INVESTIGATION OF CATALYTIC FCS PERFORMANCE CONSIDERING PLANT SYSTEM BEHAVIOR

摘要

A severe accident in a light water reactor has the potential to generate hydrogen resulting from metal-water reaction and radiolysis. In order to prevent hydrogen combustion, the flammability gas control system (FCS) is installed in the reactor containment. While most of the current FCS combine hydrogen with oxygen by heating, recently the catalytic recombiner has been developed. The catalytic FCS performs its function passively and has the advantages of the robustness during an accident, easy maintenance and low cost compared with the current FCS.The accident conditions (total pressure, hydrogen concentration and aerosol concentration) affect the catalytic FCS performance. Although the capability of the catalytic FCS has been examined varying the test conditions, no analysis with relation to the plant system behavior during a severe accident has been performed.
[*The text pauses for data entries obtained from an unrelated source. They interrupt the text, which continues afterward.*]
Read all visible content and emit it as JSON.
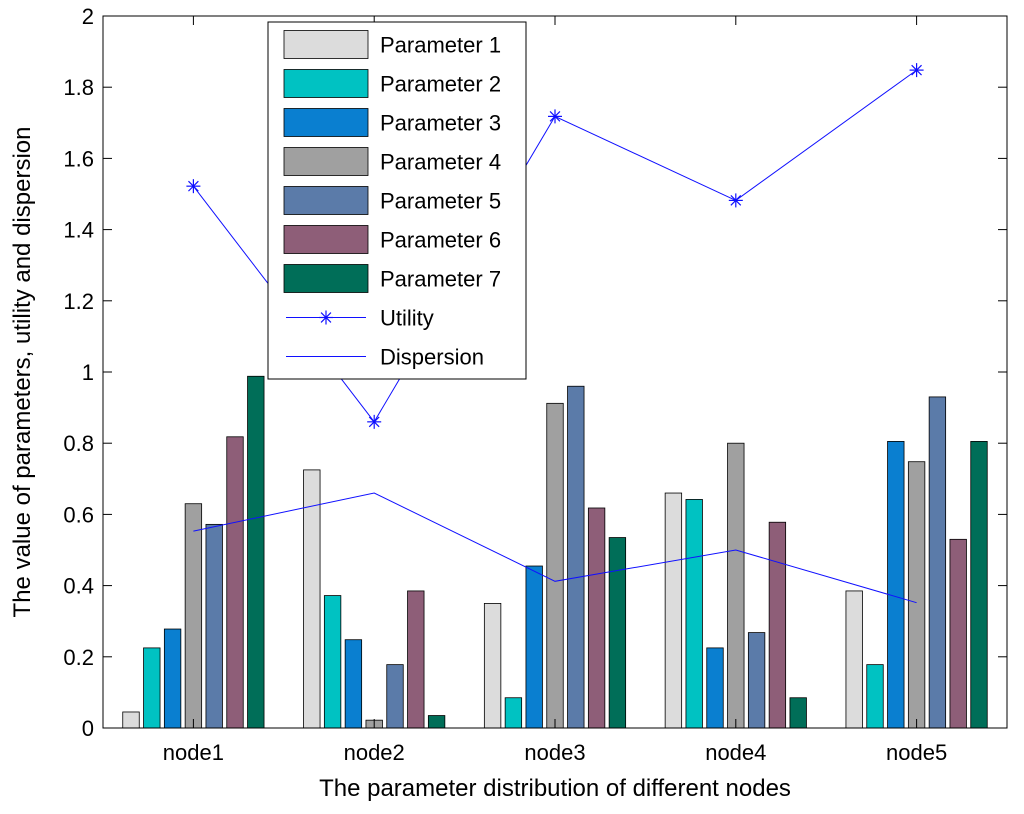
{
  "chart_data": {
    "type": "bar",
    "title": "",
    "xlabel": "The parameter distribution of different nodes",
    "ylabel": "The value of parameters, utility and dispersion",
    "ylim": [
      0,
      2
    ],
    "yticks": [
      0,
      0.2,
      0.4,
      0.6,
      0.8,
      1,
      1.2,
      1.4,
      1.6,
      1.8,
      2
    ],
    "yticklabels": [
      "0",
      "0.2",
      "0.4",
      "0.6",
      "0.8",
      "1",
      "1.2",
      "1.4",
      "1.6",
      "1.8",
      "2"
    ],
    "categories": [
      "node1",
      "node2",
      "node3",
      "node4",
      "node5"
    ],
    "grid": false,
    "legend_position": "top-left",
    "series": [
      {
        "name": "Parameter 1",
        "kind": "bar",
        "color": "#dcdcdc",
        "values": [
          0.045,
          0.725,
          0.35,
          0.66,
          0.385
        ]
      },
      {
        "name": "Parameter 2",
        "kind": "bar",
        "color": "#00c2c2",
        "values": [
          0.225,
          0.372,
          0.085,
          0.642,
          0.178
        ]
      },
      {
        "name": "Parameter 3",
        "kind": "bar",
        "color": "#0a7fd0",
        "values": [
          0.278,
          0.248,
          0.455,
          0.225,
          0.805
        ]
      },
      {
        "name": "Parameter 4",
        "kind": "bar",
        "color": "#a0a0a0",
        "values": [
          0.63,
          0.022,
          0.912,
          0.8,
          0.748
        ]
      },
      {
        "name": "Parameter 5",
        "kind": "bar",
        "color": "#5b7ba9",
        "values": [
          0.572,
          0.178,
          0.96,
          0.268,
          0.93
        ]
      },
      {
        "name": "Parameter 6",
        "kind": "bar",
        "color": "#8e5e78",
        "values": [
          0.818,
          0.385,
          0.618,
          0.578,
          0.53
        ]
      },
      {
        "name": "Parameter 7",
        "kind": "bar",
        "color": "#006e58",
        "values": [
          0.988,
          0.035,
          0.535,
          0.085,
          0.805
        ]
      },
      {
        "name": "Utility",
        "kind": "line-marker",
        "marker": "asterisk",
        "color": "#1010ff",
        "values": [
          1.522,
          0.86,
          1.718,
          1.482,
          1.848
        ]
      },
      {
        "name": "Dispersion",
        "kind": "line",
        "color": "#1010ff",
        "values": [
          0.553,
          0.66,
          0.412,
          0.5,
          0.352
        ]
      }
    ]
  }
}
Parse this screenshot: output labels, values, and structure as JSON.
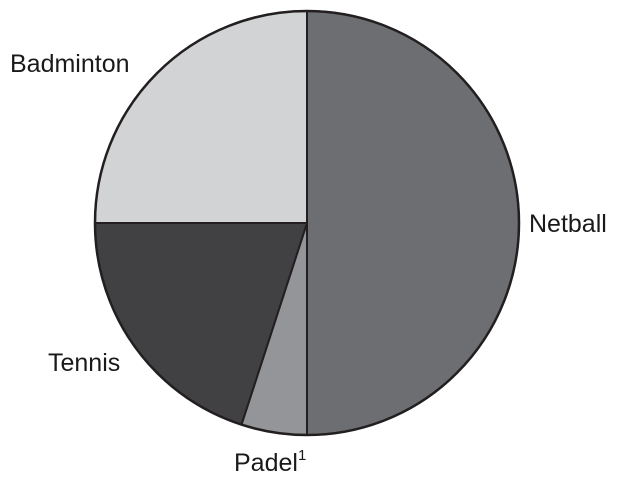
{
  "chart_data": {
    "type": "pie",
    "title": "",
    "slices": [
      {
        "label": "Netball",
        "value": 50,
        "color": "#6d6e71"
      },
      {
        "label": "Padel",
        "footnote": "1",
        "value": 5,
        "color": "#939598"
      },
      {
        "label": "Tennis",
        "value": 20,
        "color": "#414042"
      },
      {
        "label": "Badminton",
        "value": 25,
        "color": "#d1d3d4"
      }
    ],
    "start_angle": "12 o'clock",
    "direction": "clockwise",
    "legend": "none",
    "labels": "outside slices",
    "outline_color": "#231f20"
  }
}
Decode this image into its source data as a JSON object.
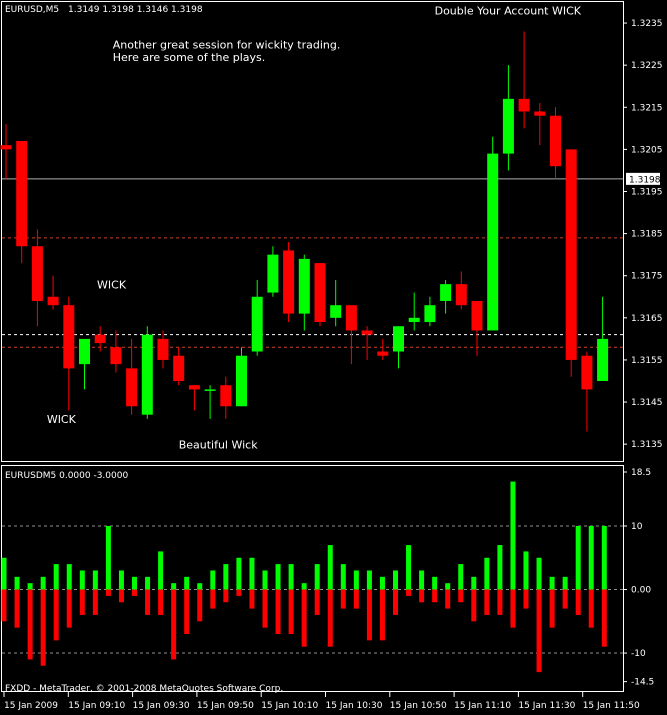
{
  "chart_data": [
    {
      "type": "candlestick",
      "symbol_label": "EURUSD,M5",
      "ohlc_label": "1.3149 1.3198 1.3146 1.3198",
      "current_price": 1.3198,
      "current_price_label": "1.3198",
      "ylim": [
        1.3131,
        1.324
      ],
      "y_ticks": [
        "1.3235",
        "1.3225",
        "1.3215",
        "1.3205",
        "1.3195",
        "1.3185",
        "1.3175",
        "1.3165",
        "1.3155",
        "1.3145",
        "1.3135"
      ],
      "horizontal_lines": {
        "solid_gray": 1.3198,
        "dashed_red": [
          1.3184,
          1.3158
        ],
        "dashed_white": 1.3161
      },
      "candles": [
        {
          "o": 1.3206,
          "h": 1.3211,
          "l": 1.3198,
          "c": 1.3205
        },
        {
          "o": 1.3207,
          "h": 1.3207,
          "l": 1.3178,
          "c": 1.3182
        },
        {
          "o": 1.3182,
          "h": 1.3186,
          "l": 1.3163,
          "c": 1.3169
        },
        {
          "o": 1.317,
          "h": 1.3175,
          "l": 1.3167,
          "c": 1.3168
        },
        {
          "o": 1.3168,
          "h": 1.317,
          "l": 1.3143,
          "c": 1.3153
        },
        {
          "o": 1.3154,
          "h": 1.3159,
          "l": 1.3148,
          "c": 1.316
        },
        {
          "o": 1.3161,
          "h": 1.3163,
          "l": 1.3157,
          "c": 1.3159
        },
        {
          "o": 1.3158,
          "h": 1.3162,
          "l": 1.3152,
          "c": 1.3154
        },
        {
          "o": 1.3153,
          "h": 1.316,
          "l": 1.3142,
          "c": 1.3144
        },
        {
          "o": 1.3142,
          "h": 1.3163,
          "l": 1.3141,
          "c": 1.3161
        },
        {
          "o": 1.316,
          "h": 1.3162,
          "l": 1.3153,
          "c": 1.3155
        },
        {
          "o": 1.3156,
          "h": 1.3158,
          "l": 1.3149,
          "c": 1.315
        },
        {
          "o": 1.3149,
          "h": 1.3149,
          "l": 1.3143,
          "c": 1.3148
        },
        {
          "o": 1.3148,
          "h": 1.3149,
          "l": 1.3141,
          "c": 1.3148
        },
        {
          "o": 1.3149,
          "h": 1.3151,
          "l": 1.3141,
          "c": 1.3144
        },
        {
          "o": 1.3144,
          "h": 1.3158,
          "l": 1.3144,
          "c": 1.3156
        },
        {
          "o": 1.3157,
          "h": 1.3174,
          "l": 1.3156,
          "c": 1.317
        },
        {
          "o": 1.3171,
          "h": 1.3182,
          "l": 1.317,
          "c": 1.318
        },
        {
          "o": 1.3181,
          "h": 1.3183,
          "l": 1.3164,
          "c": 1.3166
        },
        {
          "o": 1.3166,
          "h": 1.318,
          "l": 1.3162,
          "c": 1.3179
        },
        {
          "o": 1.3178,
          "h": 1.3178,
          "l": 1.3163,
          "c": 1.3164
        },
        {
          "o": 1.3165,
          "h": 1.3174,
          "l": 1.3163,
          "c": 1.3168
        },
        {
          "o": 1.3168,
          "h": 1.3168,
          "l": 1.3154,
          "c": 1.3162
        },
        {
          "o": 1.3162,
          "h": 1.3163,
          "l": 1.3155,
          "c": 1.3161
        },
        {
          "o": 1.3157,
          "h": 1.316,
          "l": 1.3155,
          "c": 1.3156
        },
        {
          "o": 1.3157,
          "h": 1.3163,
          "l": 1.3153,
          "c": 1.3163
        },
        {
          "o": 1.3164,
          "h": 1.3171,
          "l": 1.3162,
          "c": 1.3165
        },
        {
          "o": 1.3164,
          "h": 1.317,
          "l": 1.3163,
          "c": 1.3168
        },
        {
          "o": 1.3169,
          "h": 1.3174,
          "l": 1.3166,
          "c": 1.3173
        },
        {
          "o": 1.3173,
          "h": 1.3176,
          "l": 1.3167,
          "c": 1.3168
        },
        {
          "o": 1.3169,
          "h": 1.3169,
          "l": 1.3156,
          "c": 1.3162
        },
        {
          "o": 1.3162,
          "h": 1.3208,
          "l": 1.3162,
          "c": 1.3204
        },
        {
          "o": 1.3204,
          "h": 1.3225,
          "l": 1.32,
          "c": 1.3217
        },
        {
          "o": 1.3217,
          "h": 1.3233,
          "l": 1.321,
          "c": 1.3214
        },
        {
          "o": 1.3214,
          "h": 1.3216,
          "l": 1.3206,
          "c": 1.3213
        },
        {
          "o": 1.3213,
          "h": 1.3215,
          "l": 1.3198,
          "c": 1.3201
        },
        {
          "o": 1.3205,
          "h": 1.3205,
          "l": 1.3151,
          "c": 1.3155
        },
        {
          "o": 1.3156,
          "h": 1.3157,
          "l": 1.3138,
          "c": 1.3148
        },
        {
          "o": 1.315,
          "h": 1.317,
          "l": 1.315,
          "c": 1.316
        }
      ],
      "annotations": [
        {
          "text": "Double Your Account WICK",
          "price": 1.3237,
          "bar": 27.3
        },
        {
          "text": "Another great session for wickity trading.",
          "price": 1.3229,
          "bar": 6.8
        },
        {
          "text": "Here are some of the plays.",
          "price": 1.3226,
          "bar": 6.8
        },
        {
          "text": "WICK",
          "price": 1.3172,
          "bar": 5.8
        },
        {
          "text": "WICK",
          "price": 1.314,
          "bar": 2.6
        },
        {
          "text": "Beautiful Wick",
          "price": 1.3134,
          "bar": 11.0
        }
      ]
    },
    {
      "type": "bar",
      "indicator_label": "EURUSDM5 0.0000 -3.0000",
      "ylim": [
        -15.5,
        18.5
      ],
      "y_ticks": [
        "18.5",
        "10",
        "0.00",
        "-10",
        "-14.5"
      ],
      "dashed_levels": [
        10,
        0,
        -10
      ],
      "positive": [
        5,
        2,
        1,
        2,
        4,
        4,
        3,
        3,
        10,
        3,
        2,
        2,
        6,
        1,
        2,
        1,
        3,
        4,
        5,
        5,
        3,
        4,
        4,
        1,
        4,
        7,
        4,
        3,
        3,
        2,
        3,
        7,
        3,
        2,
        1,
        4,
        2,
        5,
        7,
        17,
        6,
        5,
        2,
        2,
        10,
        10,
        10
      ],
      "negative": [
        -5,
        -6,
        -11,
        -12,
        -8,
        -6,
        -4,
        -4,
        -1,
        -2,
        -1,
        -4,
        -4,
        -11,
        -7,
        -5,
        -3,
        -2,
        -1,
        -3,
        -6,
        -7,
        -7,
        -9,
        -4,
        -9,
        -3,
        -3,
        -8,
        -8,
        -4,
        -1,
        -2,
        -2,
        -3,
        -2,
        -5,
        -4,
        -4,
        -6,
        -3,
        -13,
        -6,
        -3,
        -4,
        -6,
        -9
      ],
      "bar_label": "EURUSDM5"
    }
  ],
  "x_axis_labels": [
    "15 Jan 2009",
    "15 Jan 09:10",
    "15 Jan 09:30",
    "15 Jan 09:50",
    "15 Jan 10:10",
    "15 Jan 10:30",
    "15 Jan 10:50",
    "15 Jan 11:10",
    "15 Jan 11:30",
    "15 Jan 11:50"
  ],
  "footer_text": "FXDD - MetaTrader, © 2001-2008 MetaQuotes Software Corp.",
  "colors": {
    "bull": "#00ff00",
    "bear": "#ff0000",
    "grid_red": "#d04020",
    "text": "#ffffff",
    "bg": "#000000"
  }
}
Therefore it is important to analyze catalytic FCS capability considering overall system behavior of an actual plant.In order to analyze the generation of hydrogen and the catalytic FCS capability to remove hydrogen during an accident, the simplified models to predict the generation of hydrogen and oxygen due to radiolysis of water, and the catalytic FCS performance have been incorporated into the severe accident analysis code MAAP. Generation of hydrogen and oxygen due to radiolysis of water is calculated based on radioactive Fission Product (FP) distribution and effective G value, considering both recombination caused by excessive hydrogen and the interruption by iodide as a poison. The catalytic FCS model evaluates the hydrogen removal rate based on experimental data, and also considers the effect of total pressure, hydrogen concentration and aerosol deposition on the catalyst surface.The analysis results for a BWR plant by using the modified MAAP indicate that for hydrogen and oxygen generated by radiolysis it takes a substantial time to reach flammable condition during a severe accident, and the catalytic FCS can effectively maintain the concentration of hydrogen and oxygen well below the flammable limit.However, the test data on which the MAAP-FCS model is based was obtained under limited experimental conditions, especially regarding the information for catalyst performance degradation caused by aerosol deposition. Additional experimental investigation is expected to reduce the uncertainty on the catalytic performance degradation effect.